I think in loving relationships, like marriage, we get the “together” part well. And certainly in healthy marriages there needs to be that sense of emotional connection and a desire to be together – to be sure.

But how do healthy relationships also exhibit a separateness, which is equally important? And Godly. Let there be spaces in our togetherness. Don’t blur relational boundaries. Don’t become enmeshed with another so much that individualities are denied, ignored, suppressed. Kahlil Gibran, who wrote the book “The Prophet”, is often quoted at weddings. He wrote this famous poem On Marriage:

Let there be spaces in your togetherness /And let the winds of the heavens dance between you … /Love one another but make not a [smothering] of love; /Let it rather be a moving sea between the shores of your souls … /Stand together yet not too near together …

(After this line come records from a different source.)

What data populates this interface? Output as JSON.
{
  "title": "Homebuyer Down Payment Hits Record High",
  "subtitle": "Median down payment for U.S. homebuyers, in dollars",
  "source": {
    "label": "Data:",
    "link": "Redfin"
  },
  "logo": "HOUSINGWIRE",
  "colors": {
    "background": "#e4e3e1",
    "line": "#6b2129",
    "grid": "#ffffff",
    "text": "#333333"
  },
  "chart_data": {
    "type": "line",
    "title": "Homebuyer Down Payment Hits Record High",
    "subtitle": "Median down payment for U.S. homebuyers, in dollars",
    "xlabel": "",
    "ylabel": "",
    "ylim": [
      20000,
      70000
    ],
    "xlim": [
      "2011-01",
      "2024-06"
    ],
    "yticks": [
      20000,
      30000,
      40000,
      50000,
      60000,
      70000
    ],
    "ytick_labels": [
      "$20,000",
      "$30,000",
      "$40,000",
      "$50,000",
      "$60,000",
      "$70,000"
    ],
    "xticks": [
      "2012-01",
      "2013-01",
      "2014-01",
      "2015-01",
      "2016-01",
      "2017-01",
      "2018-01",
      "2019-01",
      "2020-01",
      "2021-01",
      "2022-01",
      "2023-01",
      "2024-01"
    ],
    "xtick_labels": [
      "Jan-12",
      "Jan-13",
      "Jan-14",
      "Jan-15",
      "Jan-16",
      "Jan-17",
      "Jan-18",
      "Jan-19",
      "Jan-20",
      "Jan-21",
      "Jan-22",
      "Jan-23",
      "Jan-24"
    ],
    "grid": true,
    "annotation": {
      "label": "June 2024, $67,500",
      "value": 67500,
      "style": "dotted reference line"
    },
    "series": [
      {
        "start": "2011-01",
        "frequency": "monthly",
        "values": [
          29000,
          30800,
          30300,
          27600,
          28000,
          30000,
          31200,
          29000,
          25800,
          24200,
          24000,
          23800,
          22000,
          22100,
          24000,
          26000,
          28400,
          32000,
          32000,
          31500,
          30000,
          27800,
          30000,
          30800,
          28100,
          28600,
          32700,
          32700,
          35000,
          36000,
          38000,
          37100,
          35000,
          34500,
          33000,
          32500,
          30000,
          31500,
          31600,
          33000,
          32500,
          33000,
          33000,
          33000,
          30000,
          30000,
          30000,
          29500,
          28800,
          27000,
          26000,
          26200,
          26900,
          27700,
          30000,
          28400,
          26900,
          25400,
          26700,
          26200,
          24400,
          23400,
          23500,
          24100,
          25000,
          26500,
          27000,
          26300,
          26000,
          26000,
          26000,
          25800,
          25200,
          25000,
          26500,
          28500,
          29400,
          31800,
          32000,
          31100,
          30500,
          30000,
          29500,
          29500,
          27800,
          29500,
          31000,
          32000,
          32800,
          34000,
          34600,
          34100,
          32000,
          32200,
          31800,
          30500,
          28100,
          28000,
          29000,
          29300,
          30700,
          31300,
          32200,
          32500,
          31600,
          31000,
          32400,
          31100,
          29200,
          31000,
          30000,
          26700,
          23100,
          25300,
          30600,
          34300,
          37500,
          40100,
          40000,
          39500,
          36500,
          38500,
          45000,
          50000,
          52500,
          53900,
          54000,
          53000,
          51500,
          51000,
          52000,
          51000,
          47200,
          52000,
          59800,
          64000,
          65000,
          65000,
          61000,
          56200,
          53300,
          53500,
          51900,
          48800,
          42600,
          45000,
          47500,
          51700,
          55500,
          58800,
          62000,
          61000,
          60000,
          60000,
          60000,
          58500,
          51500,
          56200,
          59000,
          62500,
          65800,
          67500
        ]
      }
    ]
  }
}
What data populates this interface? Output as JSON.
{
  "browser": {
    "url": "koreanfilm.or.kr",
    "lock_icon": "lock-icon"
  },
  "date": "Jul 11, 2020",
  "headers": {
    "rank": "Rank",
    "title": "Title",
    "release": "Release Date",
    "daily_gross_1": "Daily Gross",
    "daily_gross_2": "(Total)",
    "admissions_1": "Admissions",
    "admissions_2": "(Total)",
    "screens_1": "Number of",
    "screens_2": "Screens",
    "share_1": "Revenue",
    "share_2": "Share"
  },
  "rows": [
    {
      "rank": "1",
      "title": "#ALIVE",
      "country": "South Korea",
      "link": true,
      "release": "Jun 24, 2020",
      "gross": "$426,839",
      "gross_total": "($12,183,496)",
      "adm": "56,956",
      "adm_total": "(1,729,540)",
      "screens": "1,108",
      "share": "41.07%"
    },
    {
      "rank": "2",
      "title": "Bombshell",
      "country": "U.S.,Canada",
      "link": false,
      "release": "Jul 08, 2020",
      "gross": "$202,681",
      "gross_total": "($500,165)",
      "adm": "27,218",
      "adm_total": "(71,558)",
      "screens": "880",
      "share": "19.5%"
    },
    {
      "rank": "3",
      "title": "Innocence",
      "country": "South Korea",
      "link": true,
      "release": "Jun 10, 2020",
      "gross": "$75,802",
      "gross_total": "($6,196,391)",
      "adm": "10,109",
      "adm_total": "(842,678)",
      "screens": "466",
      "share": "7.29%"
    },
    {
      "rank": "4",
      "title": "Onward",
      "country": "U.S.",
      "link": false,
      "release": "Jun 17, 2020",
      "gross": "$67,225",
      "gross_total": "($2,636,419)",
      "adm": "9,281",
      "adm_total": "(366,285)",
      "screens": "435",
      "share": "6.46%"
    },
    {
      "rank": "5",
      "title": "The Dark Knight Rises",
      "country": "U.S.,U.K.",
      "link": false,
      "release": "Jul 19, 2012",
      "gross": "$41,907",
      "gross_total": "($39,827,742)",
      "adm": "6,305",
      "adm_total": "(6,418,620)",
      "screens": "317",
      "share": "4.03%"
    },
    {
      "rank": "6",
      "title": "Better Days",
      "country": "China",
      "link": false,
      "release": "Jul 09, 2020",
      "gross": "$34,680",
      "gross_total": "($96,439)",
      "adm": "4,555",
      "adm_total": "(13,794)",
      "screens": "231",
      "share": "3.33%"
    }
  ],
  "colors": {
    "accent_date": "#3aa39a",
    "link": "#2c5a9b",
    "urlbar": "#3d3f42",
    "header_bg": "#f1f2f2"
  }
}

By respecting our separateness we discover our unity. Unity is paradoxical. Because only by accepting our inherent diversity will we truly be able to celebrate our unity in the triune God. We sometimes, I think, assume that for the church to be unified we need to conform one to another. We have to be same-minded. We need to be uniform and march together in lock-step to the same tune on all doctrinal and liturgical issues.

But our differences are as important if not more in experiencing organizational health. Our unity is strengthened in Christ Jesus when, like a body, the parts are free to function as they are meant and not coerced or forced into some conforming imposition.

The one aspect of the famous David and Goliath story from the bible I love occurs when King Saul expects that the only way little shepherd boy David can defeat the giant Philistine warrior is by putting on all the armor trappings of a typical Israelite soldier. But David, thankfully, is able to recognize his own giftedness and shed the uniform and use the simple gifts given to him – some stones and a sling.

Healthy, relational love is not expressed just in warm fuzzies/feel good, go-along-to-get-along ways. But also needed is some tough love; that is, asserting one’s own wants and needs even if it might upset someone else that you love and care for.

When emotional distance is established in any relationship, when clarifying your stance, taking a stand, taking responsibility for your needs flavors the nature of the relationship, there will be health and healing. Thank God Martin Luther had the guts to stand up over 500 years ago and clarify his stance when he said, “Here I stand.” Those three words set a religious world in motion for centuries to come.

I quoted Dutch priest Henri Nouwen at the beginning of my sermon; Henri Nouwen lived a large portion of his life as pastor caring for the intelligently disabled people at L’Arche Daybreak Community inTorontosome decades ago. He wrote several books about the Christian life, spirituality and ministry before dying in the mid-90’s. He has been, for me, a mentor through his written word.

He writes often about the importance of a balance between a ministry of presence AND absence. While being present constitutes much of pastoral care work, he argues for the importance of also being absent. In other words, not always being with, but being apart from the one for whom you care.

God entered into intimacy with us not only by Christ’s coming but also by his leaving – in his dying an earthly death, in the ascension. In fact, the Gospels show that on the Cross where God’s absence was most loudly expressed by Jesus when he cried, “My God, My God, why have you deserted me…” (Psalm 22:1-15) God’s presence was then most profoundly revealed. When God through the humanity of Jesus freely chose to share our most painful experience of divine absence, then God became most present to us, in the Spirit our Comforter. Without a separateness in the relationship, we would not know God’s profound presence.

Thank God for the Trinity! In relating to a triune God we learn first hand in our life’s experience what it means in relationship to be both together and separate in holy love.